Gesellschaft
Baar

Fragwürdiger Führungsstil im Pflegezentrum Baar

Der Gemeinderat von Baar schützt die Leiterin des Pflegezentrums weiterhin. Ob und was wirklich falsch läuft, bleibt vermutlich für immer unklar. (Bild: dog)

Im Pflegezentrum Baar kündigten vor noch nicht allzu langer Zeit zahlreiche Mitarbeitende. Der Grund: der Führungsstil der neuen Geschäftsleiterin. Eine Frau, die laut Aussagen Dritter kompromisslos ihr Konzept über das Wohl ihrer Angestellten stellt. Damit führt sie in Baar eine Geschichte weiter, die im Aargau ihren Anfang nahm.

Die 160 Mitarbeitenden des Pflegezentrums Baar (PZB) brauchen eine dicke Haut. Vor zweieinhalb Jahren übernahm Stephanie Schär die Leitung des 90-Betten-Zentrums und führte laut mehreren Informanten sogleich einen fragwürdigen Führungsstil ein. Wie Insider bestätigen, sollten Workshops, Seminare und externe Coaches der Belegschaft die neue Unternehmensphilosophie einprägen. Der Kontakt zwischen der Geschäftsleitung und dem Personal wurde immer seltener, konstruktive Dialoge mussten einer «mit mir oder gegen mich»-Devise weichen. Für Kompromisse bleibe in Schärs Diktat kein Platz.

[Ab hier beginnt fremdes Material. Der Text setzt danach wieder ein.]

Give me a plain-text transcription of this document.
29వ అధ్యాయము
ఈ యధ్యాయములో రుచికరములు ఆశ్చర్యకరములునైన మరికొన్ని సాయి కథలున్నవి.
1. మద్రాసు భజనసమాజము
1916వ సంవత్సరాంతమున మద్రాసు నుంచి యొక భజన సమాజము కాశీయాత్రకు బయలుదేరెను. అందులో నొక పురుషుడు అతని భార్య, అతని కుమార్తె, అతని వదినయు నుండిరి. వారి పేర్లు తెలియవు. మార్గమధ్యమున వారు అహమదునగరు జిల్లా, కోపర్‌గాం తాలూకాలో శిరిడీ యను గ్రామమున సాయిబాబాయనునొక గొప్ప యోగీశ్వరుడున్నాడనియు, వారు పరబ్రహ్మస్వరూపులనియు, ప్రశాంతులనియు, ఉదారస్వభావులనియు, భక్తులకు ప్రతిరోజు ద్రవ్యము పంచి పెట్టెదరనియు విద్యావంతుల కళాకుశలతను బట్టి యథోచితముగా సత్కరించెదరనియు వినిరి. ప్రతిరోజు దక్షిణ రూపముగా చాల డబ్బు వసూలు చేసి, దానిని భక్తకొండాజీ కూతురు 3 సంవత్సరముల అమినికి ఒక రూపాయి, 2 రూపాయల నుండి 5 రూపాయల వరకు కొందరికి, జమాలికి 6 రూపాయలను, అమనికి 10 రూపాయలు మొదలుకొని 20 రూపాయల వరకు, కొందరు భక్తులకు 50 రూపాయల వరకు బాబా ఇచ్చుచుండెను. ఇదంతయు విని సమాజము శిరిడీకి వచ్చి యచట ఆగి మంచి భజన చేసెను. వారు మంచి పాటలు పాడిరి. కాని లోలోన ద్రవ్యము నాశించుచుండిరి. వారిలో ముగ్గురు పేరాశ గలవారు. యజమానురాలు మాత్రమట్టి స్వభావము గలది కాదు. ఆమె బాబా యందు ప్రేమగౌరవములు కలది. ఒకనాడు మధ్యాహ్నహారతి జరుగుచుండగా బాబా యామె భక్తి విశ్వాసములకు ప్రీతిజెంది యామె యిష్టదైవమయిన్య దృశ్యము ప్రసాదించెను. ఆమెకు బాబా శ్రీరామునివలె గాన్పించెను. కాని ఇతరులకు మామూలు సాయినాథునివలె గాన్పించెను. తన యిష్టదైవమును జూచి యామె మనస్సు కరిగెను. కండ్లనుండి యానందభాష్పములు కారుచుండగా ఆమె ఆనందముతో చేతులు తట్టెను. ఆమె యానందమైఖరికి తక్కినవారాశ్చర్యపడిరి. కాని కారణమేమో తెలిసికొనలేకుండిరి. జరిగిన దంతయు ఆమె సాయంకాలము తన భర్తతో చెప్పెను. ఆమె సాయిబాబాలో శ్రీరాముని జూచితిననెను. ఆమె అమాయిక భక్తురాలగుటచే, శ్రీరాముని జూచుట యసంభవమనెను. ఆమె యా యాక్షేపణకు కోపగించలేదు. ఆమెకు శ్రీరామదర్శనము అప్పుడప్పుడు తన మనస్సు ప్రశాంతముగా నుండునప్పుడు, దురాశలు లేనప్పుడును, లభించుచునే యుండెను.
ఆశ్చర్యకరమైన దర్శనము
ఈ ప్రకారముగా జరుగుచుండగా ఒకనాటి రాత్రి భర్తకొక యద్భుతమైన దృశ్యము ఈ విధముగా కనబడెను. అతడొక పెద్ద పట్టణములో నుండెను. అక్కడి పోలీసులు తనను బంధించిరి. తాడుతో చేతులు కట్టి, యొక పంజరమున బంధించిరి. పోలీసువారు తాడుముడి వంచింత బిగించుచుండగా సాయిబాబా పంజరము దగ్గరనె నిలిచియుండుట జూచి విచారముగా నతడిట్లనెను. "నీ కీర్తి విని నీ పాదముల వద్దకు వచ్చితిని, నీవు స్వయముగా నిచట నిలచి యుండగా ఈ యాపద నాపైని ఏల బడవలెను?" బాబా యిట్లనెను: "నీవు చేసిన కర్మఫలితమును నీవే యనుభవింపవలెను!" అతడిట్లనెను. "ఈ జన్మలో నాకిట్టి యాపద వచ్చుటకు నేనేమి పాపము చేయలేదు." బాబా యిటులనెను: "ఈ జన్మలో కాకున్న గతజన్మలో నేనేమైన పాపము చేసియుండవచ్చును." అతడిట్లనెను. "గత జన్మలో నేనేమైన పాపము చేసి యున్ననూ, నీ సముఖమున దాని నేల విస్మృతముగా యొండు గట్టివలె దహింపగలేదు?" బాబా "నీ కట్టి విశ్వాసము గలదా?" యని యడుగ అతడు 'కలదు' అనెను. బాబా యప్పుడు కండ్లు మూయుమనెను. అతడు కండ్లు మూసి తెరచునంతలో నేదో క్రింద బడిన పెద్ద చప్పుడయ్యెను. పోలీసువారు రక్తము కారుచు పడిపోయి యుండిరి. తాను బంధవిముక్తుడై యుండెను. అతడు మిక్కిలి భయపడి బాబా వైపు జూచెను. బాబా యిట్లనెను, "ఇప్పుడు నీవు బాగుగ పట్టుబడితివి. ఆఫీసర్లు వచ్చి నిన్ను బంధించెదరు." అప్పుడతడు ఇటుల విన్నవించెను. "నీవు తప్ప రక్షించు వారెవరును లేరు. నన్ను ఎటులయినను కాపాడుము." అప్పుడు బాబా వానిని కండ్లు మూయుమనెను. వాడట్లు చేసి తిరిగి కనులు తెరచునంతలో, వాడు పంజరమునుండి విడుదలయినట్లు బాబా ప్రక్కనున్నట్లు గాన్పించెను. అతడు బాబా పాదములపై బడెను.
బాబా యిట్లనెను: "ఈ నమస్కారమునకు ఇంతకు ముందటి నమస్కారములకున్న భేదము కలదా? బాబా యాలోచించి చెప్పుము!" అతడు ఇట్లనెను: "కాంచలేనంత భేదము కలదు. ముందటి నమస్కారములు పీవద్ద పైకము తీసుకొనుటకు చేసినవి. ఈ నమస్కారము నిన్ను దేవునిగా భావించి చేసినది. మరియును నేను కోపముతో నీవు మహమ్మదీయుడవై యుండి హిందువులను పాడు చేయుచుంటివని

«Das Arbeitsklima war vergiftet»

Diese Umstellungen gingen an den Mitarbeiterinnen und Mitarbeitern des PZB nicht spurlos vorbei. Während einige die neue Leitung stillschweigend akzeptierten, konnten sich andere nicht mit der neuen Situation abfinden. Nach einer Zeit des Abwartens, mit der vergeblichen Hoffnung auf Besserung, kam für einige nur noch die Kündigung infrage, erinnert sich Lara*. Auch für die langjährige PZB-Mitarbeiterin wurde die Arbeit zunehmend schwieriger. Letztendlich kündigte auch sie.

«Das Arbeitsklima war vergiftet und das vertrauliche Verhältnis untereinander hat sehr gelitten», sagt Lara, «das System zu befriedigen wurde wichtiger als die individuellen Bedürfnisse der Bewohnerinnen und Bewohner.» Zudem seien Mitarbeitenden, die nicht den Systemvorstellungen der Geschäftsleiterin entsprochen hätten, Aufgaben entzogen worden, welche die Stärken der jeweiligen Person besonders zum Vorschein brachten. Die Freude an der Arbeit sei verloren gegangen, und die Konsequenz war nicht selten die Kündigung.

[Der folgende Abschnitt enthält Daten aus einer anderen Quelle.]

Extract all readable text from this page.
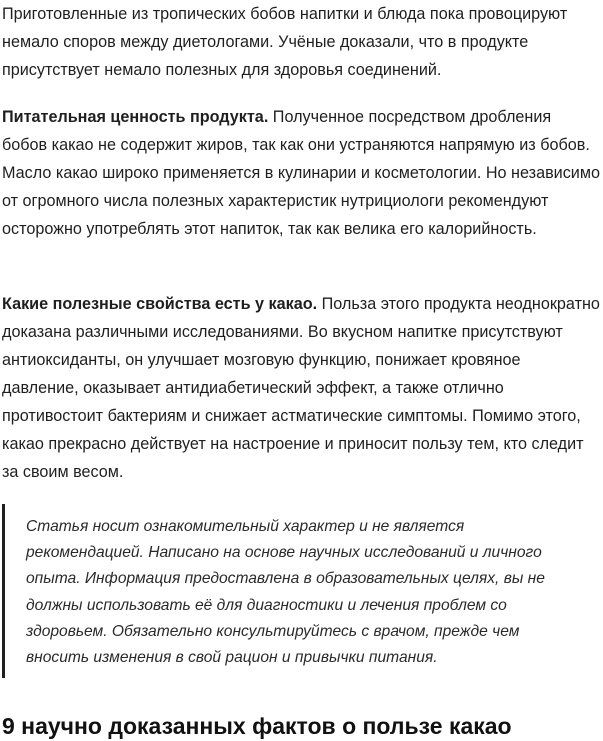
Приготовленные из тропических бобов напитки и блюда пока провоцируют немало споров между диетологами. Учёные доказали, что в продукте присутствует немало полезных для здоровья соединений.

Питательная ценность продукта. Полученное посредством дробления бобов какао не содержит жиров, так как они устраняются напрямую из бобов. Масло какао широко применяется в кулинарии и косметологии. Но независимо от огромного числа полезных характеристик нутрициологи рекомендуют осторожно употреблять этот напиток, так как велика его калорийность.

Какие полезные свойства есть у какао. Польза этого продукта неоднократно доказана различными исследованиями. Во вкусном напитке присутствуют антиоксиданты, он улучшает мозговую функцию, понижает кровяное давление, оказывает антидиабетический эффект, а также отлично противостоит бактериям и снижает астматические симптомы. Помимо этого, какао прекрасно действует на настроение и приносит пользу тем, кто следит за своим весом.

Статья носит ознакомительный характер и не является рекомендацией. Написано на основе научных исследований и личного опыта. Информация предоставлена в образовательных целях, вы не должны использовать её для диагностики и лечения проблем со здоровьем. Обязательно консультируйтесь с врачом, прежде чем вносить изменения в свой рацион и привычки питания.

9 научно доказанных фактов о пользе какао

Gute Miene zum bösen Spiel

«So lief das öfters ab», sagt Lara. «Mitarbeiter, die nicht in ihr Konzept zu passen schienen, wurden dazu veranlasst, ihre Stelle aufzugeben.» Dabei hätte Schär stets gute Miene zum bösen Spiel gemacht, so Lara. «Nach aussen gab sie sich stets freundlich und verständnisvoll, zum Teil regelrecht liebenswert. Diese Kunst, sich dermassen verstellen zu können, machte sie unantastbar,» wirft ihr Lara vor. Und weiter: «Es gab keine Beweise. Sie könne ja auch nichts für die Kündigungen.»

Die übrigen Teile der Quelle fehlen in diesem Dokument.